There are many theories about why this occurs. Inadequate blood supply, an attack by a virus, and an autoimmune response are some theories.
They turned to a new field called neuroimmunology, which is the idea that nerve signals can affect immune cells. Could nerve cells drive immune cells to attack the pancreas?
They induced beta cell death in mice. Some mice weren’t untreated, some received beta blockers, and some were “denervated.”
Denervation is a chemical or physical block that prevents nerve messages to pass. The block can be temporary (often used today in surgeries) or permanent. Here, they surgically cut the nerve or inject it with a neurotoxin or a medication that blocks nerve signals. Then they “used LJI’s world-class imaging facility to track the pattern of beta cell death in living mice.”
The “denervated” mice did not experience beta cell death. “It was like the pancreas had gone dark and immune cells were unable to find their targets.”
They’ve Just Started
They need to do a lot more testing and research to confirm that this works.
But these results suggest that other autoimmune diseases may benefit from denervation. Arthritis, vitiligo, and lupus erythematosus are a few of the many autoimmune diseases. (Read more about autoimmune disease. )
Before this method can be used on humans, doctors first need a reliable way to predict who was at risk of developing type 1 diabetes.

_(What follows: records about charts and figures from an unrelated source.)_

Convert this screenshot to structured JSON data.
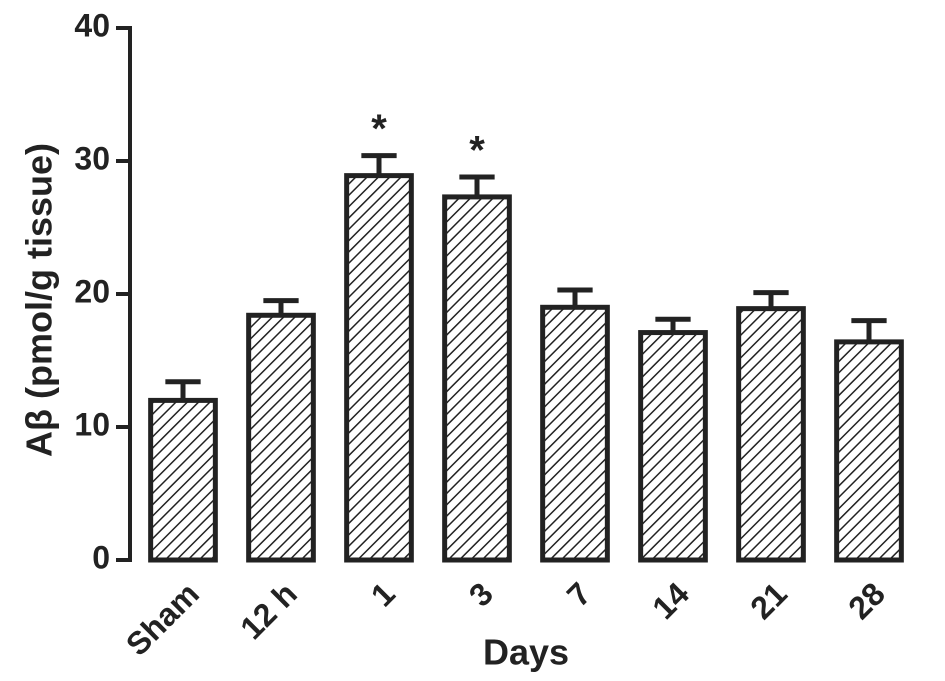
{
  "chart_data": {
    "type": "bar",
    "x_label": "Days",
    "y_label": "Aβ  (pmol/g tissue)",
    "categories": [
      "Sham",
      "12 h",
      "1",
      "3",
      "7",
      "14",
      "21",
      "28"
    ],
    "values": [
      12.0,
      18.4,
      28.9,
      27.3,
      19.0,
      17.1,
      18.9,
      16.4
    ],
    "errors": [
      1.4,
      1.1,
      1.5,
      1.5,
      1.3,
      1.0,
      1.2,
      1.6
    ],
    "annotations": [
      {
        "text": "*",
        "category": "1"
      },
      {
        "text": "*",
        "category": "3"
      }
    ],
    "color": "#222222",
    "ylim": [
      0,
      40
    ],
    "yticks": [
      0,
      10,
      20,
      30,
      40
    ],
    "grid": false
  }
}
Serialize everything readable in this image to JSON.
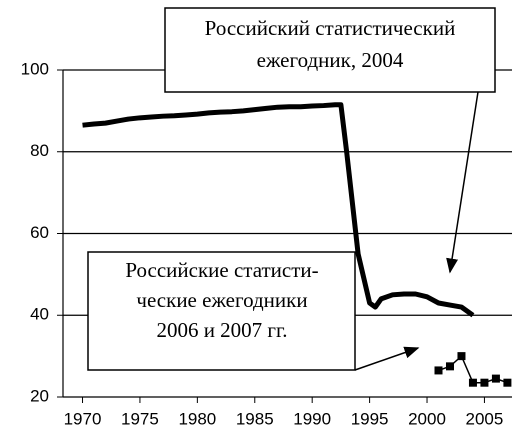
{
  "chart_data": {
    "type": "line",
    "series": [
      {
        "color": "#000000",
        "width": 5,
        "markers": false,
        "x": [
          1970,
          1971,
          1972,
          1973,
          1974,
          1975,
          1976,
          1977,
          1978,
          1979,
          1980,
          1981,
          1982,
          1983,
          1984,
          1985,
          1986,
          1987,
          1988,
          1989,
          1990,
          1991,
          1992,
          1992.5,
          1993,
          1994,
          1995,
          1995.5,
          1996,
          1997,
          1998,
          1999,
          2000,
          2001,
          2002,
          2003,
          2004
        ],
        "values": [
          86.5,
          86.8,
          87,
          87.5,
          88,
          88.3,
          88.5,
          88.7,
          88.8,
          89,
          89.2,
          89.5,
          89.7,
          89.8,
          90,
          90.3,
          90.6,
          90.9,
          91,
          91,
          91.2,
          91.3,
          91.5,
          91.5,
          80,
          55,
          43,
          42,
          44,
          45,
          45.2,
          45.2,
          44.5,
          43,
          42.5,
          42,
          40
        ]
      },
      {
        "color": "#000000",
        "width": 1.5,
        "markers": true,
        "x": [
          2001,
          2002,
          2003,
          2004,
          2005,
          2006,
          2007
        ],
        "values": [
          26.5,
          27.5,
          30,
          23.5,
          23.5,
          24.5,
          23.5
        ]
      }
    ],
    "xlim": [
      1968.3,
      2007.4
    ],
    "xticks": [
      1970,
      1975,
      1980,
      1985,
      1990,
      1995,
      2000,
      2005
    ],
    "ylim": [
      20,
      100
    ],
    "yticks": [
      20,
      40,
      60,
      80,
      100
    ],
    "grid": true,
    "annotations": [
      {
        "lines": [
          "Российский статистический",
          "ежегодник, 2004"
        ]
      },
      {
        "lines": [
          "Российские статисти-",
          "ческие ежегодники",
          "2006 и 2007 гг."
        ]
      }
    ]
  }
}
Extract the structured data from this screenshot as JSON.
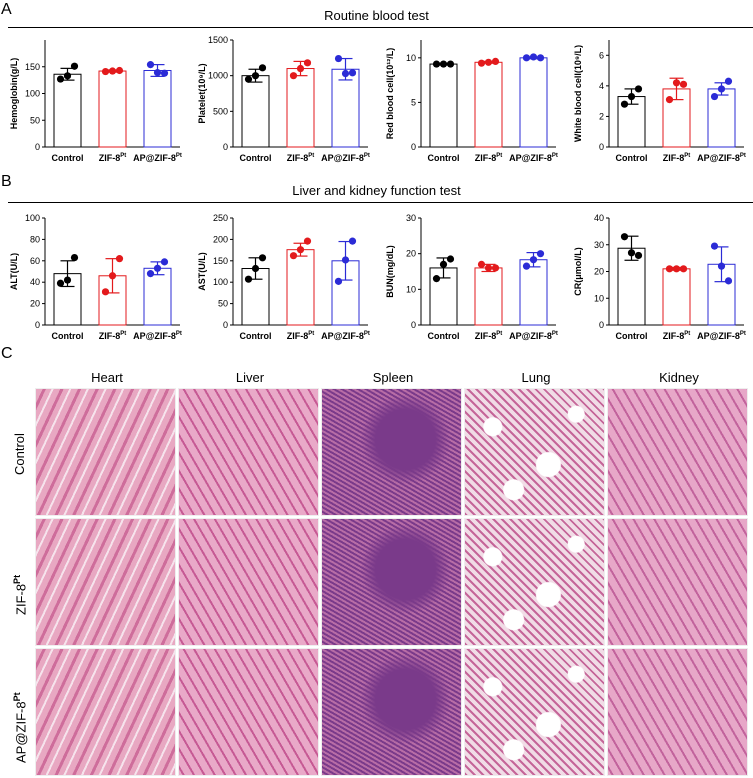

And, I’m guessing, there will need to be more research about the effects of denervation on other functions of the pancreas.
Science Provides Slow Hope
What you need to know is that it will take years to explore this treatment and its consequences. Perhaps it will also take years before people accept it as a preventative. You may remember that my niece has type 1 diabetes. Would I recommend she be an early adopter? My answer would depend on information they discover between now and then. If you knew positively that you or your child would develop type 1 diabetes, would you ask for permanent denervation?